Tikus merupakan hewan yang sering dianggap sepele, padahal mereka bisa menjadi pembawa berbagai penyakit berbahaya, seperti pes dan hantavirus. Di Indonesia, kasus penyebaran penyakit zoonosis akibat tikus masih banyak yang terabaikan, padahal dampaknya bisa sangat serius bagi kesehatan masyarakat.
Kurangnya informasi mengenai bahaya tikus di masyarakat telah menghambat upaya pencegahan yang dapat dilakukan. Gejala dari penyakit yang dibawa tikus kadang mirip dengan penyakit lain seperti demam berdarah, sehingga sering kali terlewatkan oleh tenaga medis.
Fasilitas kesehatan di Indonesia juga sering kali tidak memiliki sarana yang memadai untuk melakukan pemeriksaan laboratorium terkait penyakit zoonosis ini. Hal ini semakin memperparah situasi, sehingga perlu ada langkah konkret untuk mengatasi permasalahan ini.
Inovasi dan Upaya Deteksi Penyakit Zoonosis di Indonesia
Untuk menjawab persoalan ini, Badan Riset dan Inovasi Nasional (BRIN) berkolaborasi dengan Pusat Riset Biologi Molekuler Eijkman untuk mengembangkan alat deteksi bernama Pestorita. Alat ini dirancang untuk mendeteksi berbagai penyakit zoonosis dengan biaya yang terjangkau dan penggunaan yang mudah.
Kepala Penelitian Biomolekuler Eijkman, Farida D. Handayani, menyatakan bahwa riset ini adalah langkah awal dalam menciptakan alat deteksi lokal yang bisa diakses oleh berbagai fasilitas kesehatan. Alat yang dikembangkan ini dijadwalkan dalam peta jalan penelitian selama tiga tahun.
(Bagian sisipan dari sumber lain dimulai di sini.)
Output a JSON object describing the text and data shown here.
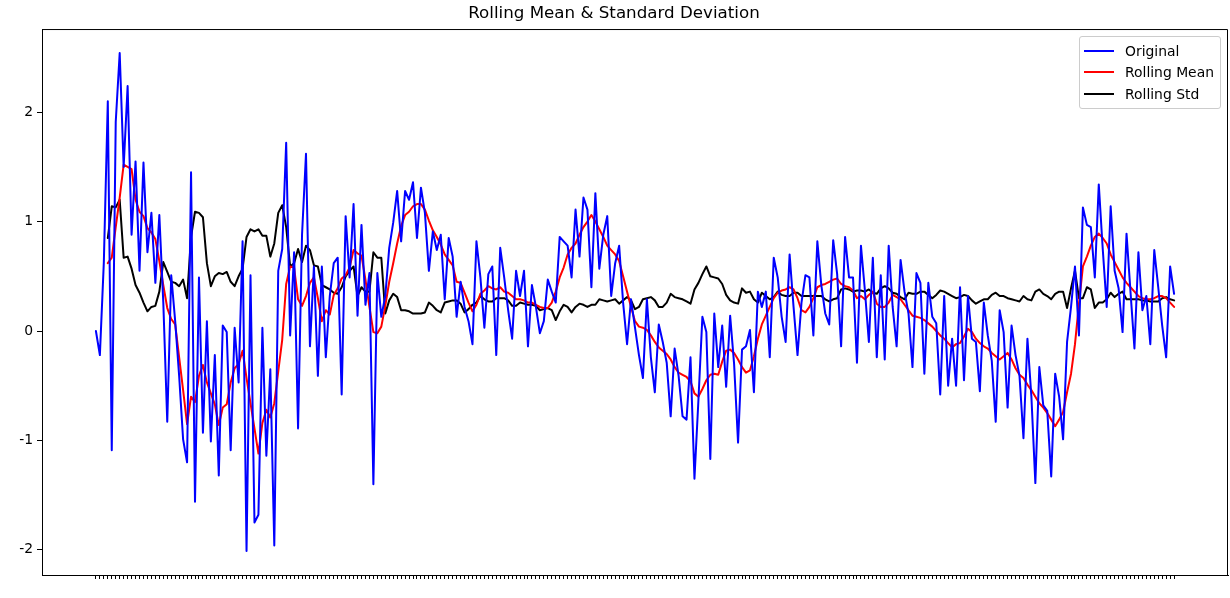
{
  "chart_data": {
    "type": "line",
    "title": "Rolling Mean & Standard Deviation",
    "categories": [
      null,
      null,
      null,
      null,
      null,
      null,
      null,
      null,
      null,
      null,
      null,
      null,
      null,
      null,
      null,
      null,
      null,
      null,
      null,
      null,
      null,
      null,
      null,
      null,
      null,
      null,
      null,
      null,
      null,
      null,
      null,
      null,
      null,
      null,
      null,
      null,
      null,
      null,
      null,
      null,
      null,
      null,
      null,
      null,
      null,
      null,
      null,
      null,
      null,
      null,
      null,
      null,
      null,
      null,
      null,
      null,
      null,
      null,
      null,
      null,
      null,
      null,
      null,
      null,
      null,
      null,
      null,
      null,
      null,
      null,
      null,
      null,
      null,
      null,
      null,
      null,
      null,
      null,
      null,
      null,
      null,
      null,
      null,
      null,
      null,
      null,
      null,
      null,
      null,
      null,
      null,
      null,
      null,
      null,
      null,
      null,
      null,
      null,
      null,
      null,
      null,
      null,
      null,
      null,
      null,
      null,
      null,
      null,
      null,
      null,
      null,
      null,
      null,
      null,
      null,
      null,
      null,
      null,
      null,
      null,
      null,
      null,
      null,
      null,
      null,
      null,
      null,
      null,
      null,
      null,
      null,
      null,
      null,
      null,
      null,
      null,
      null,
      null,
      null,
      null,
      null,
      null,
      null,
      null,
      null,
      null,
      null,
      null,
      null,
      null,
      null,
      null,
      null,
      null,
      null,
      null,
      null,
      null,
      null,
      null,
      null,
      null,
      null,
      null,
      null,
      null,
      null,
      null,
      null,
      null,
      null,
      null,
      null,
      null,
      null,
      null,
      null,
      null,
      null,
      null,
      null,
      null,
      null,
      null,
      null,
      null,
      null,
      null,
      null,
      null,
      null,
      null,
      null,
      null,
      null,
      null,
      null,
      null,
      null,
      null,
      null,
      null,
      null,
      null,
      null,
      null,
      null,
      null,
      null,
      null,
      null,
      null,
      null,
      null,
      null,
      null,
      null,
      null,
      null,
      null,
      null,
      null,
      null,
      null,
      null,
      null,
      null,
      null,
      null,
      null,
      null,
      null,
      null,
      null,
      null,
      null,
      null,
      null,
      null,
      null,
      null,
      null,
      null,
      null,
      null,
      null,
      null,
      null,
      null,
      null,
      null,
      null,
      null,
      null,
      null,
      null,
      null,
      null,
      null,
      null,
      null,
      null,
      null,
      null,
      null,
      null,
      null,
      null,
      null,
      null,
      null,
      null,
      null
    ],
    "series": [
      {
        "name": "Original",
        "color": "#0000ff",
        "values": [
          0,
          -0.22,
          0.63,
          2.1,
          -1.09,
          1.91,
          2.54,
          1.5,
          2.24,
          0.88,
          1.55,
          0.55,
          1.54,
          0.72,
          1.08,
          0.44,
          1.06,
          0.26,
          -0.83,
          0.51,
          0.09,
          -0.41,
          -0.99,
          -1.2,
          1.45,
          -1.56,
          0.49,
          -0.93,
          0.09,
          -1.01,
          -0.22,
          -1.32,
          0.05,
          -0.01,
          -1.09,
          0.03,
          -0.47,
          0.82,
          -2.01,
          0.51,
          -1.75,
          -1.68,
          0.03,
          -1.14,
          -0.35,
          -1.96,
          0.55,
          0.75,
          1.72,
          -0.04,
          0.72,
          -0.89,
          0.88,
          1.62,
          -0.14,
          0.59,
          -0.41,
          0.59,
          -0.24,
          0.32,
          0.62,
          0.67,
          -0.58,
          1.05,
          0.49,
          1.16,
          0.14,
          0.97,
          0.24,
          0.53,
          -1.4,
          0.53,
          0.13,
          0.32,
          0.76,
          0.99,
          1.28,
          0.82,
          1.28,
          1.2,
          1.36,
          0.85,
          1.31,
          1.08,
          0.55,
          0.91,
          0.74,
          0.88,
          0.29,
          0.85,
          0.68,
          0.13,
          0.45,
          0.22,
          0.09,
          -0.12,
          0.82,
          0.49,
          0.03,
          0.52,
          0.59,
          -0.22,
          0.76,
          0.49,
          0.19,
          -0.07,
          0.55,
          0.32,
          0.55,
          -0.14,
          0.42,
          0.22,
          -0.02,
          0.09,
          0.47,
          0.36,
          0.26,
          0.86,
          0.82,
          0.78,
          0.49,
          1.11,
          0.68,
          1.22,
          1.11,
          0.4,
          1.26,
          0.57,
          0.88,
          1.05,
          0.32,
          0.62,
          0.78,
          0.26,
          -0.12,
          0.29,
          0.03,
          -0.22,
          -0.43,
          0.29,
          -0.24,
          -0.56,
          0.06,
          -0.1,
          -0.29,
          -0.78,
          -0.16,
          -0.41,
          -0.78,
          -0.81,
          -0.24,
          -1.35,
          -0.63,
          0.13,
          -0.01,
          -1.17,
          0.16,
          -0.33,
          0.05,
          -0.51,
          0.14,
          -0.3,
          -1.02,
          -0.17,
          -0.14,
          0.01,
          -0.56,
          0.36,
          0.22,
          0.36,
          -0.24,
          0.67,
          0.49,
          0.13,
          -0.1,
          0.7,
          0.22,
          -0.22,
          0.26,
          0.51,
          0.49,
          -0.04,
          0.82,
          0.42,
          0.16,
          0.06,
          0.83,
          0.52,
          -0.14,
          0.86,
          0.49,
          0.49,
          -0.29,
          0.78,
          0.37,
          -0.1,
          0.67,
          -0.24,
          0.51,
          -0.26,
          0.78,
          0.22,
          -0.14,
          0.65,
          0.36,
          0.16,
          -0.33,
          0.53,
          0.44,
          -0.39,
          0.44,
          0.13,
          0.07,
          -0.58,
          0.32,
          -0.5,
          -0.07,
          -0.5,
          0.4,
          -0.45,
          0.32,
          -0.07,
          -0.1,
          -0.55,
          0.26,
          -0.04,
          -0.27,
          -0.83,
          0.19,
          -0.01,
          -0.7,
          0.05,
          -0.22,
          -0.41,
          -0.98,
          -0.07,
          -0.6,
          -1.39,
          -0.33,
          -0.68,
          -0.73,
          -1.33,
          -0.39,
          -0.6,
          -0.99,
          -0.1,
          0.22,
          0.59,
          -0.04,
          1.13,
          0.97,
          0.95,
          0.49,
          1.34,
          0.75,
          0.22,
          1.14,
          0.55,
          0.39,
          -0.01,
          0.89,
          0.36,
          -0.16,
          0.72,
          0.19,
          0.32,
          -0.12,
          0.74,
          0.4,
          0.05,
          -0.24,
          0.59,
          0.34
        ]
      },
      {
        "name": "Rolling Mean",
        "color": "#ff0000",
        "values": [
          null,
          null,
          null,
          0.62,
          0.67,
          0.95,
          1.22,
          1.52,
          1.5,
          1.48,
          1.2,
          1.09,
          1.05,
          0.94,
          0.9,
          0.84,
          0.64,
          0.42,
          0.21,
          0.11,
          0.06,
          -0.24,
          -0.54,
          -0.85,
          -0.6,
          -0.65,
          -0.41,
          -0.31,
          -0.47,
          -0.57,
          -0.67,
          -0.86,
          -0.7,
          -0.67,
          -0.47,
          -0.34,
          -0.3,
          -0.18,
          -0.43,
          -0.66,
          -0.89,
          -1.12,
          -0.84,
          -0.72,
          -0.79,
          -0.66,
          -0.37,
          -0.08,
          0.43,
          0.59,
          0.58,
          0.29,
          0.23,
          0.32,
          0.44,
          0.49,
          0.3,
          0.09,
          0.19,
          0.15,
          0.33,
          0.39,
          0.48,
          0.51,
          0.58,
          0.74,
          0.71,
          0.69,
          0.47,
          0.22,
          -0.01,
          -0.02,
          0.04,
          0.23,
          0.45,
          0.62,
          0.8,
          0.96,
          1.06,
          1.09,
          1.14,
          1.16,
          1.16,
          1.11,
          1.01,
          0.92,
          0.86,
          0.79,
          0.7,
          0.65,
          0.6,
          0.45,
          0.44,
          0.35,
          0.26,
          0.18,
          0.24,
          0.34,
          0.37,
          0.41,
          0.39,
          0.38,
          0.4,
          0.36,
          0.35,
          0.32,
          0.29,
          0.29,
          0.28,
          0.26,
          0.26,
          0.24,
          0.22,
          0.21,
          0.21,
          0.26,
          0.36,
          0.49,
          0.58,
          0.7,
          0.76,
          0.8,
          0.88,
          0.95,
          1.0,
          1.06,
          1.0,
          0.93,
          0.86,
          0.78,
          0.74,
          0.7,
          0.64,
          0.5,
          0.36,
          0.22,
          0.09,
          0.04,
          0.03,
          0.01,
          -0.04,
          -0.1,
          -0.15,
          -0.18,
          -0.21,
          -0.26,
          -0.33,
          -0.38,
          -0.4,
          -0.42,
          -0.46,
          -0.57,
          -0.6,
          -0.53,
          -0.45,
          -0.4,
          -0.39,
          -0.4,
          -0.28,
          -0.18,
          -0.17,
          -0.2,
          -0.26,
          -0.33,
          -0.38,
          -0.36,
          -0.23,
          -0.07,
          0.06,
          0.14,
          0.22,
          0.3,
          0.35,
          0.37,
          0.38,
          0.4,
          0.38,
          0.3,
          0.19,
          0.17,
          0.22,
          0.3,
          0.4,
          0.42,
          0.43,
          0.45,
          0.47,
          0.48,
          0.43,
          0.41,
          0.4,
          0.37,
          0.3,
          0.32,
          0.29,
          0.33,
          0.36,
          0.25,
          0.22,
          0.22,
          0.26,
          0.33,
          0.31,
          0.29,
          0.24,
          0.19,
          0.14,
          0.13,
          0.12,
          0.1,
          0.07,
          0.04,
          0,
          -0.04,
          -0.07,
          -0.11,
          -0.15,
          -0.12,
          -0.11,
          -0.05,
          0.02,
          -0.01,
          -0.07,
          -0.11,
          -0.14,
          -0.16,
          -0.2,
          -0.23,
          -0.26,
          -0.23,
          -0.2,
          -0.26,
          -0.34,
          -0.4,
          -0.43,
          -0.49,
          -0.54,
          -0.6,
          -0.66,
          -0.7,
          -0.75,
          -0.81,
          -0.87,
          -0.81,
          -0.74,
          -0.56,
          -0.39,
          -0.12,
          0.25,
          0.59,
          0.68,
          0.78,
          0.86,
          0.89,
          0.85,
          0.8,
          0.7,
          0.63,
          0.56,
          0.49,
          0.44,
          0.4,
          0.36,
          0.32,
          0.3,
          0.29,
          0.29,
          0.3,
          0.32,
          0.32,
          0.3,
          0.26,
          0.22
        ]
      },
      {
        "name": "Rolling Std",
        "color": "#000000",
        "values": [
          null,
          null,
          null,
          0.85,
          1.14,
          1.13,
          1.2,
          0.67,
          0.68,
          0.57,
          0.42,
          0.35,
          0.26,
          0.18,
          0.22,
          0.23,
          0.36,
          0.63,
          0.54,
          0.45,
          0.44,
          0.41,
          0.47,
          0.3,
          0.86,
          1.09,
          1.08,
          1.04,
          0.62,
          0.41,
          0.5,
          0.53,
          0.52,
          0.54,
          0.45,
          0.41,
          0.5,
          0.57,
          0.86,
          0.93,
          0.91,
          0.93,
          0.87,
          0.87,
          0.68,
          0.8,
          1.08,
          1.15,
          0.95,
          0.59,
          0.62,
          0.75,
          0.63,
          0.78,
          0.74,
          0.6,
          0.59,
          0.42,
          0.4,
          0.38,
          0.35,
          0.34,
          0.4,
          0.5,
          0.55,
          0.59,
          0.32,
          0.4,
          0.36,
          0.36,
          0.72,
          0.67,
          0.67,
          0.16,
          0.28,
          0.34,
          0.31,
          0.19,
          0.19,
          0.18,
          0.16,
          0.16,
          0.16,
          0.17,
          0.26,
          0.23,
          0.19,
          0.17,
          0.26,
          0.27,
          0.28,
          0.28,
          0.25,
          0.17,
          0.2,
          0.24,
          0.26,
          0.32,
          0.29,
          0.27,
          0.27,
          0.3,
          0.3,
          0.3,
          0.28,
          0.23,
          0.23,
          0.26,
          0.25,
          0.24,
          0.24,
          0.23,
          0.19,
          0.2,
          0.21,
          0.19,
          0.1,
          0.18,
          0.24,
          0.22,
          0.17,
          0.22,
          0.25,
          0.24,
          0.22,
          0.24,
          0.24,
          0.29,
          0.28,
          0.27,
          0.28,
          0.29,
          0.25,
          0.28,
          0.31,
          0.28,
          0.2,
          0.22,
          0.29,
          0.3,
          0.31,
          0.28,
          0.22,
          0.22,
          0.26,
          0.34,
          0.31,
          0.3,
          0.29,
          0.27,
          0.25,
          0.38,
          0.44,
          0.52,
          0.59,
          0.5,
          0.49,
          0.48,
          0.43,
          0.33,
          0.28,
          0.26,
          0.25,
          0.39,
          0.35,
          0.36,
          0.29,
          0.26,
          0.35,
          0.32,
          0.29,
          0.31,
          0.36,
          0.33,
          0.32,
          0.32,
          0.35,
          0.35,
          0.32,
          0.32,
          0.32,
          0.32,
          0.32,
          0.32,
          0.29,
          0.27,
          0.29,
          0.3,
          0.38,
          0.39,
          0.38,
          0.36,
          0.37,
          0.37,
          0.36,
          0.38,
          0.35,
          0.34,
          0.39,
          0.41,
          0.39,
          0.35,
          0.34,
          0.31,
          0.29,
          0.35,
          0.34,
          0.34,
          0.36,
          0.36,
          0.33,
          0.3,
          0.33,
          0.37,
          0.36,
          0.34,
          0.32,
          0.3,
          0.31,
          0.33,
          0.32,
          0.28,
          0.25,
          0.27,
          0.29,
          0.29,
          0.33,
          0.35,
          0.32,
          0.32,
          0.3,
          0.29,
          0.28,
          0.27,
          0.32,
          0.29,
          0.28,
          0.36,
          0.38,
          0.34,
          0.32,
          0.29,
          0.34,
          0.36,
          0.36,
          0.21,
          0.39,
          0.55,
          0.3,
          0.3,
          0.4,
          0.38,
          0.21,
          0.26,
          0.26,
          0.29,
          0.35,
          0.31,
          0.34,
          0.36,
          0.29,
          0.29,
          0.29,
          0.29,
          0.28,
          0.28,
          0.27,
          0.27,
          0.27,
          0.3,
          0.31,
          0.29,
          0.28
        ]
      }
    ],
    "ylim": [
      -2.23,
      2.76
    ],
    "yticks": [
      -2,
      -1,
      0,
      1,
      2
    ],
    "legend": "top right"
  }
}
Penelitian ini dimulai dengan pemetaan genetik dan diakhiri dengan pengembangan alat tes cepat (rapid test) untuk mendeteksi penyakit. Farida menekankan pentingnya keberadaan alat yang dapat diandalkan untuk mendukung diagnosis penyakit zoonosis yang sering terabaikan ini.
Kolaborasi dan Pengembangan Alat Deteksi Zoonosis
Pentorita didukung oleh kolaborasi antara BRIN, Universitas Amsterdam, laboratorium khusus Leptospira, serta pihak swasta lainnya. Tim peneliti fokus pada pengembangan deteksi untuk leptospirosis dan membandingkan kinerja berbagai produk Rapid Diagnostic Test (RDT) yang tersedia di Indonesia.
“Kami berusaha menghasilkan RDT yang paling efektif dan efisien agar dapat diaplikasikan di layanan kesehatan,” jelas Farida. Ini menunjukkan komitmen tim untuk memperbaiki ketersediaan alat deteksi yang lebih baik di lapangan.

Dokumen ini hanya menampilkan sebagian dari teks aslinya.